Le principal dépôt d’hydrocarbures de la Société guinéenne de Pétrole de Kaloum a été touché dans la nuit du dimanche au lundi par un incendie dont l’origine n’a pas encore été attestée. Dans une déclaration publiée dans la foulée de cet événement catastrophique, le gouvernement guinéen a voulu rassurer les citoyens, indiquant notamment qu’une enquête serait bientôt ouverte pour “situer les causes et les responsabilités.”

Il ressort surtout de ce communiqué de la mobilisation spontanée de différents services spéciaux d’urgence pour maîtriser l’incendie et limiter ses dégâts. “En attendant une maîtrise totale de la situation,” a semblé indiqué le communiqué, l’heure n’est n’est ni à la chasse aux sorcières ni aux prophéties de malheur.

Or si le gouvernement s’est voulu préoccupé mais rassurant dans sa communication publique en “ces moments de dure épreuve” où nos compatriotes dans les environs de Kaloum s’inquiètent, s’affolent au regard de l’ampleur de cet incendie gigantesque, certains de nos compatriotes ont choisi de faire dans la division et dans la prophétie de mauvaise augure. 
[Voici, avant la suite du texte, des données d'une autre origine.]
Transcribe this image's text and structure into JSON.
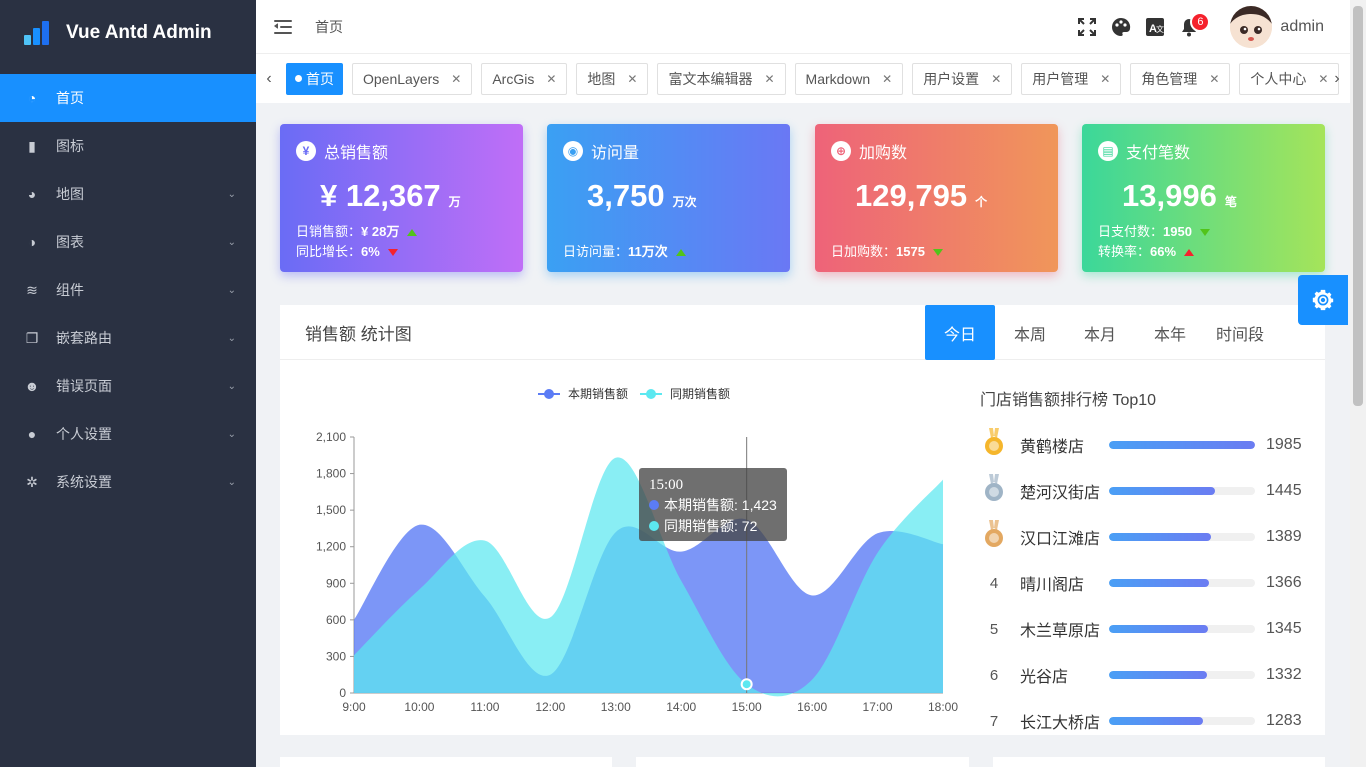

Et comme pour se moquer de cette souffrance collective et de la gravité du moment – qui devraient pourtant tous nous émouvoir et réveiller en nous cette solidarité nationale -, ils trouvent toujours les raisonnements acrobatiques pour ramener tout à leurs retranchements politico-ethniques. 

Je ne sais pas d’où vient notre propension pour la prophétie du mal et du chaos, comme si dans notre subconscient général, nous devons toujours nous attendre au pire et trouver des moyens si irrationnels de les expliquer. On a connu en Guinée le virus Ebola, la Grippe A/H1N1, la Covid19. Ont-ils étaient annoncés par nos faux prophètes ? 

Sur le cas du dépôt de carburant, il n’échappe à personne, en tout cas pour ceux qui s’informent sur la Guinée, que longtemps il a été question de prendre des mesures idoines pour sa sécurisation et qu’au final il serait judicieux de le délocaliser. 

En son temps, le Ministre Diakaria Koulibaly indiquait un montant de 130 millions de dollars pour la réalisation des travaux de sécurisation et de délocalisation de ce dépôt. Il est vrai que l’emplacement de ce dépôt, en plein centre-ville de la capitale et dans le nez d’une centrale électrique nous laissait tous quelque peu inquiets, d’autant plus que les incidents de 2016 et de 2019 en avaient suffisamment donné l’alerte. 

Comment a-t-on pu laisser prospérer un si grand dépôt de carburant en plein centre ville, dans un pays où la croissance de la population en milieu urbain est galopante ? Du point de vue stratégique, ce dépôt a toujours été un point névralgique de notre capitale. Aujourd’hui, ce sont les pouvoirs publics qu’il faudrait indexer, pour leur négligence ou peut-être pour avoir trop traîné les pas sur cette question aussi cruciale. 

La Société Nationale des Pétroles (SONAP), résultat de la fusion de l’Office National des Pétroles (ONAP) et de la Société Nationale d’Importation des Pétroles (SONIP), devrait être à pied d’œuvre pour concrétiser la délocalisation des dépôts pétroliers. L’urgence est à la construction d’infrastructures de stockage dignes de nom afin de réussir le défi de la délocalisation des dépôts de Conakry et de Kankan. 

L’actuel dépôt de Kankan, tout comme celui de Kaloum est situé en plein cœur de la ville. Il est donc urgent de le délocaliser pour non seulement sauver des vies mais aussi satisfaire le besoin crucial des populations en produits pétroliers. 

Mais il ne faudrait pas aussi perdre de vue tous ces dépôts de carburant à travers le pays dans les environs desquels fleurissent graduellement des maisons d’habitation. Il me revient à l’esprit le cas de N’zérékoré dont le dépôt était jadis un lieu isolé, éloigné de la ville et donc désert.  Mais aujourd’hui, il est difficile d’en dire la même chose. 

Quand on aura donc fini de faire face à cet incendie et ses dégâts, il faudra situer les responsabilités, mais surtout il faudra nécessairement penser à agir en amont pour le reste du pays. Sur cette question, la sécurité des populations doit être une priorité absolue.